Bookman (review date 1895)
SOURCE: A review of Master and Man, in Bookman, Vol. 1, No. 6, July, 1895, pp. 409-10.
[In the following laudatory review of Tolstoy's story, the critic deems Master and Man “beautiful in conception, so masterly in development, so skillfully delicate in workmanship.”]
Tolstoy has warm admirers who could only under severe compulsion read The Kingdom of God is Within You, just as he has others who read War and Peace and Anna Karénina, in the rather vain hopes of extracting a gospel from them. The former had grown to think that the vein they valued was completely worked out; but the inventive faculty and the power of scenic representation, when they are as strong as they were in Tolstoy, are not easily exhausted or weakened. In his case an absorbing mission, and perhaps some ascetic principles, have had far more to do with the arrest of his artistic career than any decay of genius. The proof is, that now and again in his later peasant stories, written purposely for an uncultured audience, the old strength and beauty of phrase and incident refuse to be suppressed. Notably is this so in Master and Man; and surely we may be allowed to rejoice freely at the reappearance of the earlier Tolstoy. After all, next to life we learn most from art. Precept and homily have not half its reach.
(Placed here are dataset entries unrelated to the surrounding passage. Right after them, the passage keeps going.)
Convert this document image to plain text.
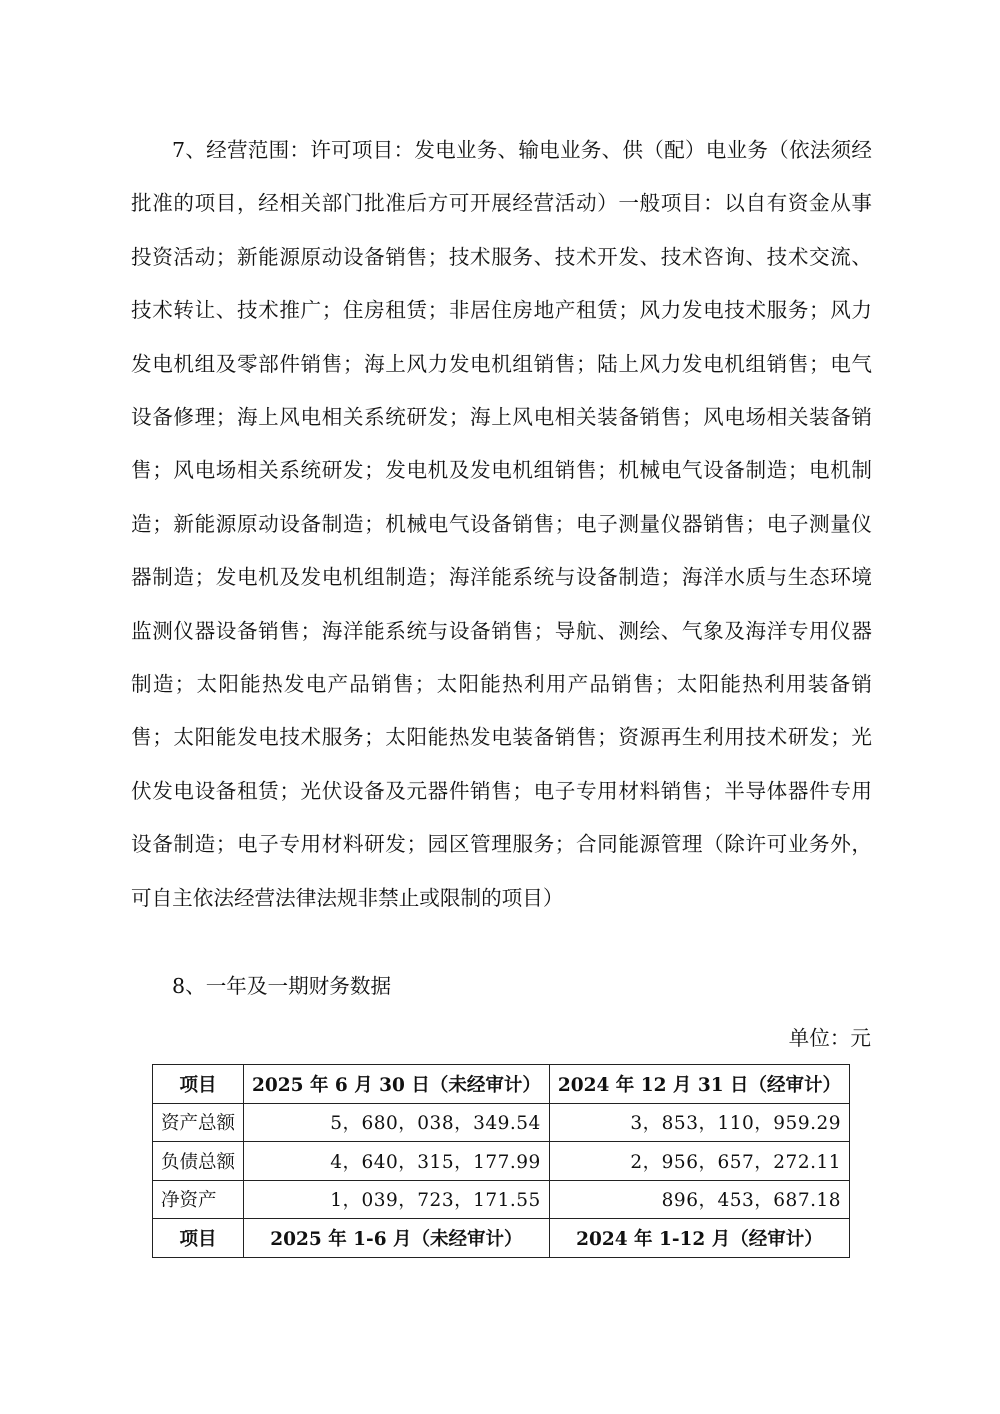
7、经营范围：许可项目：发电业务、输电业务、供（配）电业务（依法须经批准的项目，经相关部门批准后方可开展经营活动）一般项目：以自有资金从事投资活动；新能源原动设备销售；技术服务、技术开发、技术咨询、技术交流、技术转让、技术推广；住房租赁；非居住房地产租赁；风力发电技术服务；风力发电机组及零部件销售；海上风力发电机组销售；陆上风力发电机组销售；电气设备修理；海上风电相关系统研发；海上风电相关装备销售；风电场相关装备销售；风电场相关系统研发；发电机及发电机组销售；机械电气设备制造；电机制造；新能源原动设备制造；机械电气设备销售；电子测量仪器销售；电子测量仪器制造；发电机及发电机组制造；海洋能系统与设备制造；海洋水质与生态环境监测仪器设备销售；海洋能系统与设备销售；导航、测绘、气象及海洋专用仪器制造；太阳能热发电产品销售；太阳能热利用产品销售；太阳能热利用装备销售；太阳能发电技术服务；太阳能热发电装备销售；资源再生利用技术研发；光伏发电设备租赁；光伏设备及元器件销售；电子专用材料销售；半导体器件专用设备制造；电子专用材料研发；园区管理服务；合同能源管理（除许可业务外，可自主依法经营法律法规非禁止或限制的项目）

8、一年及一期财务数据

单位：元

项目	2025 年 6 月 30 日（未经审计）	2024 年 12 月 31 日（经审计）
资产总额	5，680，038，349.54	3，853，110，959.29
负债总额	4，640，315，177.99	2，956，657，272.11
净资产	1，039，723，171.55	896，453，687.18
项目	2025 年 1-6 月（未经审计）	2024 年 1-12 月（经审计）
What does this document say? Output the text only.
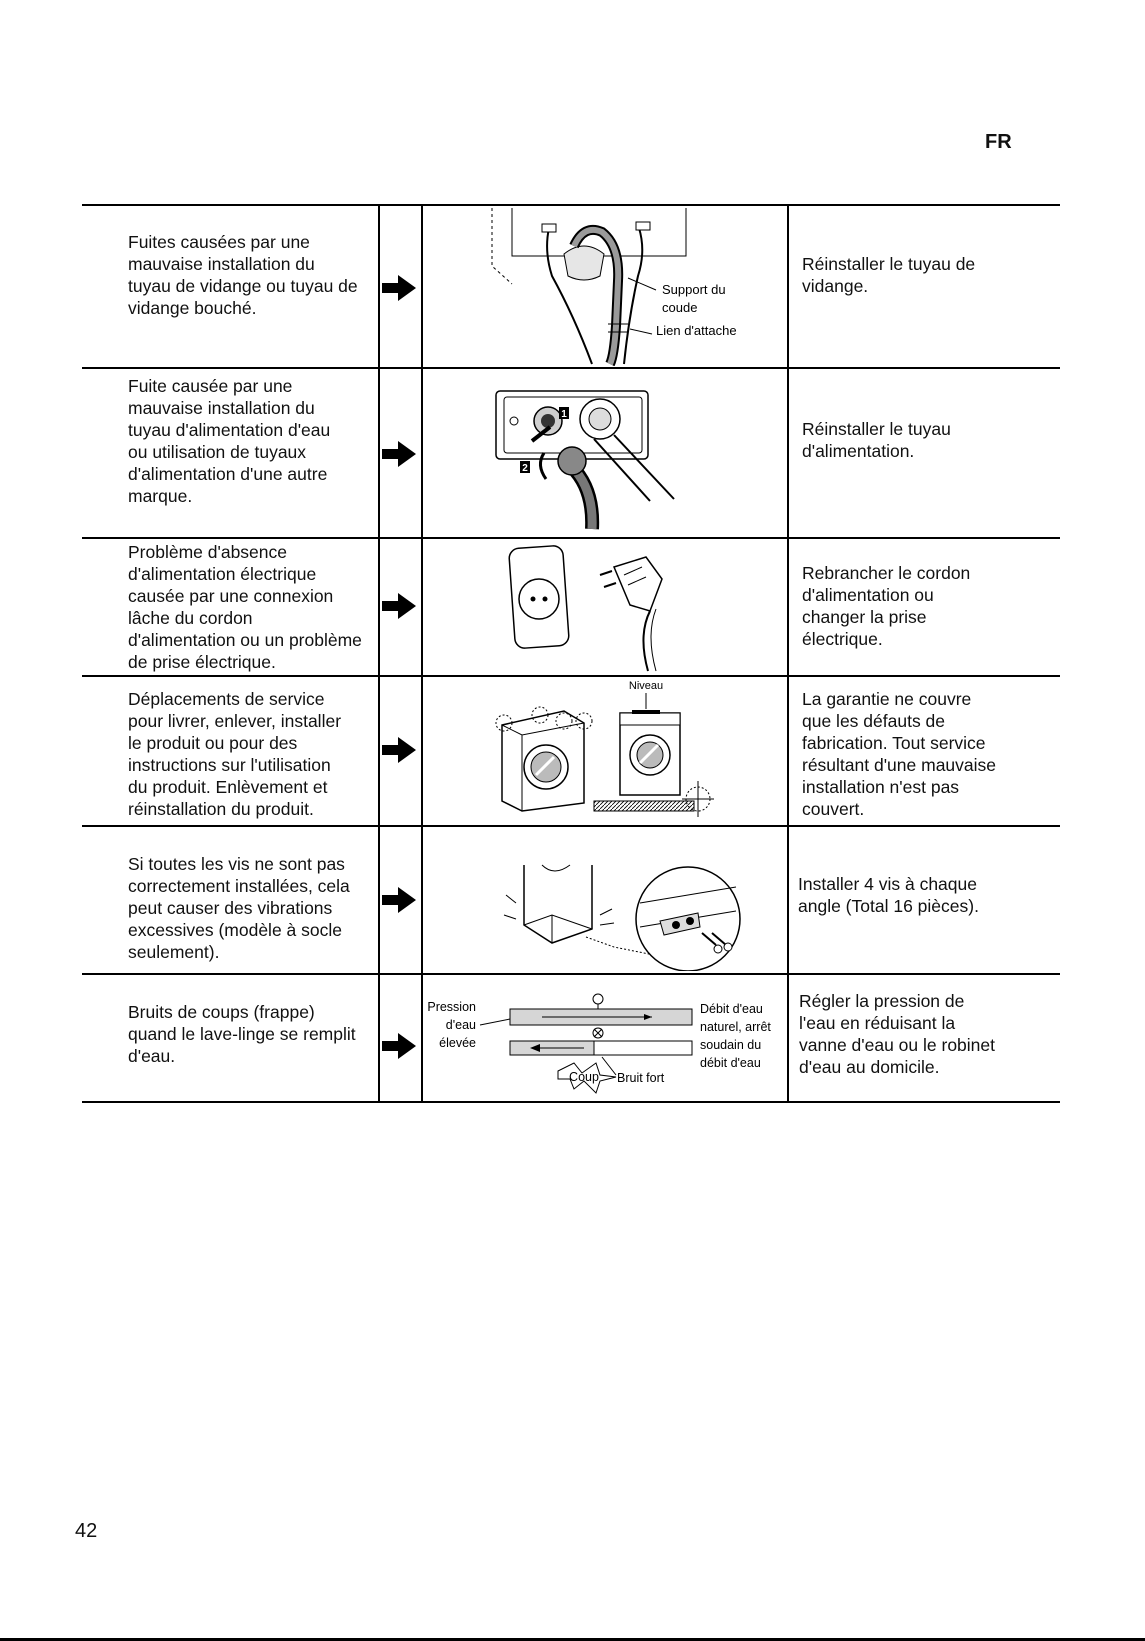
FR
Fuites causées par une
mauvaise installation du
tuyau de vidange ou tuyau de
vidange bouché.
Support du
coude
Lien d'attache
Réinstaller le tuyau de
vidange.
Fuite causée par une
mauvaise installation du
tuyau d'alimentation d'eau
ou utilisation de tuyaux
d'alimentation d'une autre
marque.
1
2
Réinstaller le tuyau
d'alimentation.
Problème d'absence
d'alimentation électrique
causée par une connexion
lâche du cordon
d'alimentation ou un problème
de prise électrique.
Rebrancher le cordon
d'alimentation ou
changer la prise
électrique.
Déplacements de service
pour livrer, enlever, installer
le produit ou pour des
instructions sur l'utilisation
du produit. Enlèvement et
réinstallation du produit.
Niveau
La garantie ne couvre
que les défauts de
fabrication. Tout service
résultant d'une mauvaise
installation n'est pas
couvert.
Si toutes les vis ne sont pas
correctement installées, cela
peut causer des vibrations
excessives (modèle à socle
seulement).
Installer 4 vis à chaque
angle (Total 16 pièces).
Bruits de coups (frappe)
quand le lave-linge se remplit
d'eau.
Pression
d'eau
élevée
Coup Bruit fort
Débit d'eau
naturel, arrêt
soudain du
débit d'eau
Régler la pression de
l'eau en réduisant la
vanne d'eau ou le robinet
d'eau au domicile.
42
And the best reason for rejoicing he himself involuntarily provides. As a story-writer he is a fastidious artist; none more eager to search for the word, or, at least, the circumstance that will produce the desired effect on our imagination; there is nothing casual or haphazard in word or arrangement. He has plainly loved his imaginings, and tended them till they have become fair. In his books of precept, on the other hand, in spite of their striking thought, the form is as careless, and often as unsatisfactory as it could be. Unconsciously, and against his will, he has himself apportioned the respective values to be set on his two orders of books.